Ma poco parendo ormai le deportazioni la polizia impetrò il giudizio statario, cioè l’autorità di processare e impiccare entro due ore. L’infame legge doveva prendere rigore al martedì grasso, quando appunto cominciava, giusto il rito ambrosiano, quel prolungamento di carnevale ch’è festevole convegno in Milano a migliaia di famiglie delle vicine città. Il popolo, interdetto dagli usati sollazzi, e dai guadagni, mirava taciturno quel delirio dei suoi governanti; egli sentiva nell’animo l’ora del conflitto.
Il truculento Radetzky armata il castello; faceva partire da Milano il governatore Spaur, l’uomo mansueto, faceva partire il viceré e la sua famiglia; voleva averci affatto in mano dei suoi.

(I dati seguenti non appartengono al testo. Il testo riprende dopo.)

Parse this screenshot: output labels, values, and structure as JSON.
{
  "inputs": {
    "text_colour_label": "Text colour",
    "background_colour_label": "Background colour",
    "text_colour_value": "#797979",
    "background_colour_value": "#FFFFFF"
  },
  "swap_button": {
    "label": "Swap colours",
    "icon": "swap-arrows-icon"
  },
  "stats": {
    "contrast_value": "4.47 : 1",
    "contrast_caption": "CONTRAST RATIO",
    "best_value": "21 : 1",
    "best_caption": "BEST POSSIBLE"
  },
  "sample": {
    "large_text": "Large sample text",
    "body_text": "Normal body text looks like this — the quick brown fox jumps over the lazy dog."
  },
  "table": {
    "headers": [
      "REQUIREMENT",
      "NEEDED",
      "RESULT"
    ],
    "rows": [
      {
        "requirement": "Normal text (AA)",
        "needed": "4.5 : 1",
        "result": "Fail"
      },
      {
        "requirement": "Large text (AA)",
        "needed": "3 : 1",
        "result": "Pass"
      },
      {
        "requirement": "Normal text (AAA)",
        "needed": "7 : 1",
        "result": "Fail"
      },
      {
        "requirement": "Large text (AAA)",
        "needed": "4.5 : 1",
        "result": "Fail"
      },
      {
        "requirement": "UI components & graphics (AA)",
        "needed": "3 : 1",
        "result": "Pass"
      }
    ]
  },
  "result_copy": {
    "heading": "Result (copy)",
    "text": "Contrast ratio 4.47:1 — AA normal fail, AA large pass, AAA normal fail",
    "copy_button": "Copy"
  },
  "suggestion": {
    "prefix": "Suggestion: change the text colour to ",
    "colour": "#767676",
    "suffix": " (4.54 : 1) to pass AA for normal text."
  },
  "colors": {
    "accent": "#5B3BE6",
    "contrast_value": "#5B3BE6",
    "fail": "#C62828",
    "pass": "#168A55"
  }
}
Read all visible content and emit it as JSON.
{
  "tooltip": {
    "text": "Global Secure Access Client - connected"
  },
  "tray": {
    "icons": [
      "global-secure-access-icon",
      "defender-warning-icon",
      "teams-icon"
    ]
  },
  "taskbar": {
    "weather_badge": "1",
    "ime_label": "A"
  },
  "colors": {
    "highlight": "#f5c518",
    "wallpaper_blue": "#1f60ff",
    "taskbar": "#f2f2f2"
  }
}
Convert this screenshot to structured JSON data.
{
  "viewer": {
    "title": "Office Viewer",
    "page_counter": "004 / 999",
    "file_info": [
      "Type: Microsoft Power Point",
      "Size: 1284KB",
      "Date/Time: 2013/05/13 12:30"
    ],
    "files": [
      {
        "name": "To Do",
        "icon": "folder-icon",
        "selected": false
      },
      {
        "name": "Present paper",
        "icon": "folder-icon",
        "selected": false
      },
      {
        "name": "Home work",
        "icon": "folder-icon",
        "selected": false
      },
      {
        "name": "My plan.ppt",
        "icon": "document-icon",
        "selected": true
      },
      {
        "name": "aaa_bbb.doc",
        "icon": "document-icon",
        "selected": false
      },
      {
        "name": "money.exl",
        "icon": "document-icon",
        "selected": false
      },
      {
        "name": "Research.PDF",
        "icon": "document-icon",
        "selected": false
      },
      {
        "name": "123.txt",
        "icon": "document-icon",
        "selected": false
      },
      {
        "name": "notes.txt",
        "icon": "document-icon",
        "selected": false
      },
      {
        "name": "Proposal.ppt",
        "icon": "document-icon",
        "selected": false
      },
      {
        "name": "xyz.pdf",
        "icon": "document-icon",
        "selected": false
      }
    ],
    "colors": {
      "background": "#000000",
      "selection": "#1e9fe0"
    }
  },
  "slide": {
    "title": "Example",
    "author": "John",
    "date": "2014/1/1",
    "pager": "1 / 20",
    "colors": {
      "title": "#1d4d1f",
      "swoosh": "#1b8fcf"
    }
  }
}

Avezzo a tarda veglia, io potei contare dalle mie stanze in due ore ben nove pattuglie; in quelle notti carnevalesche, già si festose, non altro si udiva che la greve e tarda pedata del soldato. Ogni giorno, deportazioni improvvise rapinano altri cittadini; le donne tremavano; l’ansietà cresceva; e pure nessuno fuggiva; un lume di speranza era in fondo ai cuori. Le novelle di ogni giorno accendevano sempre più le menti; un giorno era la ribellione di Palermo, un altro la costituzione a Napoli; un altro, a Firenze, a Torino: un altro la repubblica a Parigi. Il falso, aggiunto al vero, accresceva la febbre; si sussurrava di sessantamila fucili, già preparati per noi da Carlo Alberto, lungo la frontiera – di quarantamila già introdotti a Milano; d’un contingente chiamato alle armi a Torino, di due contingenti, di tre, di quattro; – e, tra due mesi, entro uno, a giorni, ogni cosa sarebbe presta alla guerra. E gli Austriaci, dal canto loro, pubblicamente dicevano che, per frenare il Piemonte, si era dimandata in pegno Alessandria; e contavano prefisso alla loro entrata colà il 6 di Marzo’.